Matt Bateman in der Rolle des Adolfo Pirelli ist besonders überzeugend in dieser Inszenierung. Er spielt charmant mit dem arroganten Antagonisten zu Sweeney Todd und bringt die Zuschauer mehr als nur einmal zum Lachen. Auch gesanglich ist er neben Sarah Ingram, welche die Mrs. Lovett verkörpert der Höhepunkt des Abends. Beide setzen ihre Stimmen kompetent ein und wissen mit ihren Soli gut umzugehen. Auch die vierköpfige Band setzt sich trotz kleiner Besetzung gekonnt mit der Musik Stephen Sondheims auseinander und rettet so manchen Sänger vorm nächsten falschen Ton.

Durch die kleine Größe des Ensembles kommt es nicht nur zu nicht perfekt passenden Kombinationen aus Solo und Solist, sondern auch zu Verwirrungen auf der Bühne. Man muss sich bewusst machen, dass die Hauptcharaktere immer wieder als einfache Bürger im Ensemble auftauchen und in diesen Momenten aber nicht mehr ihre eigentliche Rolle verkörpern. So lässt sich Anthony zum Beispiel plötzlich den Bart von Pirelli rasieren oder Johanna taucht als biertrinkende Barbesucherin auf. Dies alles ist dem kleinen Ensemble geschuldet und kein größeres Problem, wenn man sich diese Tatsache vorher bewusst gemacht hat.

Ebenfalls etwas anders als sonst ist die Tatsache, dass circa 15 Zuschauer auf der Bühne Platz nehmen und dem Geschehen aus einem anderen Blickwinkel beiwohnen. Die Darsteller spielen gut mit diesem Publikum auf der Bühne und erzeugen spannende Momente, wenn sie in direkten Kontakt mit ihnen treten. Dennoch ist es für den Zuschauer von außen teilweise befremdlich, da diesen Personen auf der Bühne keine richtige Funktion zukommt und man auch mehr als nur einmal in verunsicherte und sich unwohl fühlende Gesichter schaut.

Der zweite Akt und somit der Aufbau der Spannung bis hin zum großen Höhepunkt und abschließendem Drama gelingt der Produktion extrem gut. Eine Szene in der Irrenanstalt wird durch Lichteffekte, Nebel und vor allem das Spiel der Darsteller so überzeugend schaurig, dass sich einem wirklich alle Härchen aufstellen. Der Effekt des spritzenden Bluts, wenn Sweeney Todd an seinen Kunden hantiert, gelingt ebenfalls gut und verursacht jedes Mal ein erschrockenes Gefühl im Zuschauerraum. Auch hier leiden jedoch die Zuschauer in den ersten Reihe auch wieder etwas mehr. Glücklicherweise werden sie jedoch vor Beginn des zweiten Aktes mit Regencapes gegen das spritzende Blut ausgestattet.

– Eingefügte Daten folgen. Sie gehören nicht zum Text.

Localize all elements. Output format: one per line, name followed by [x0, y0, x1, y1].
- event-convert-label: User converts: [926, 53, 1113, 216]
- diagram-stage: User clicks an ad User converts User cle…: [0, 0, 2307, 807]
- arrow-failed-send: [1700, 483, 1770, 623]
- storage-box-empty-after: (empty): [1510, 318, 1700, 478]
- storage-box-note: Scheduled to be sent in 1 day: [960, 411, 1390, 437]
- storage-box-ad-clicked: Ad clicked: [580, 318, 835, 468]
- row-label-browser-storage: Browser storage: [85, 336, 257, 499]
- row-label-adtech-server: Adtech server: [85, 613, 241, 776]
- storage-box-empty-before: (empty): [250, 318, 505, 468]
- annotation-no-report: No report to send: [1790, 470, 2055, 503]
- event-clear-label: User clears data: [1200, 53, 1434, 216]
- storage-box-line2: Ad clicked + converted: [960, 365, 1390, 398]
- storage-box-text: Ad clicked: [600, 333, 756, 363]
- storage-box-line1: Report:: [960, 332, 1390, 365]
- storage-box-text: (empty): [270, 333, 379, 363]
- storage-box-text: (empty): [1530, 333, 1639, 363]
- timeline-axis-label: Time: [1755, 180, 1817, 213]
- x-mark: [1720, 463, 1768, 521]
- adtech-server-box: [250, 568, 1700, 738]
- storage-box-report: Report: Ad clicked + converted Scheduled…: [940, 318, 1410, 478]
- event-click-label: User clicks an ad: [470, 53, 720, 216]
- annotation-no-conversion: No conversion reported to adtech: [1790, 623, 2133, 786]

Alles in allem ist das Musical eine recht gelungene Inszenierung. Es gibt zwar einige Defizite, die man nicht verleugnen kann, dennoch entstehen immer wieder schöne Bilder und vor allem die Stimmung des Stückes überträgt sich gut in den Zuschauerraum und schafft so eine konstante schaurig-faszinierende Atmosphäre sowohl im Publikum als auch auf der Bühne.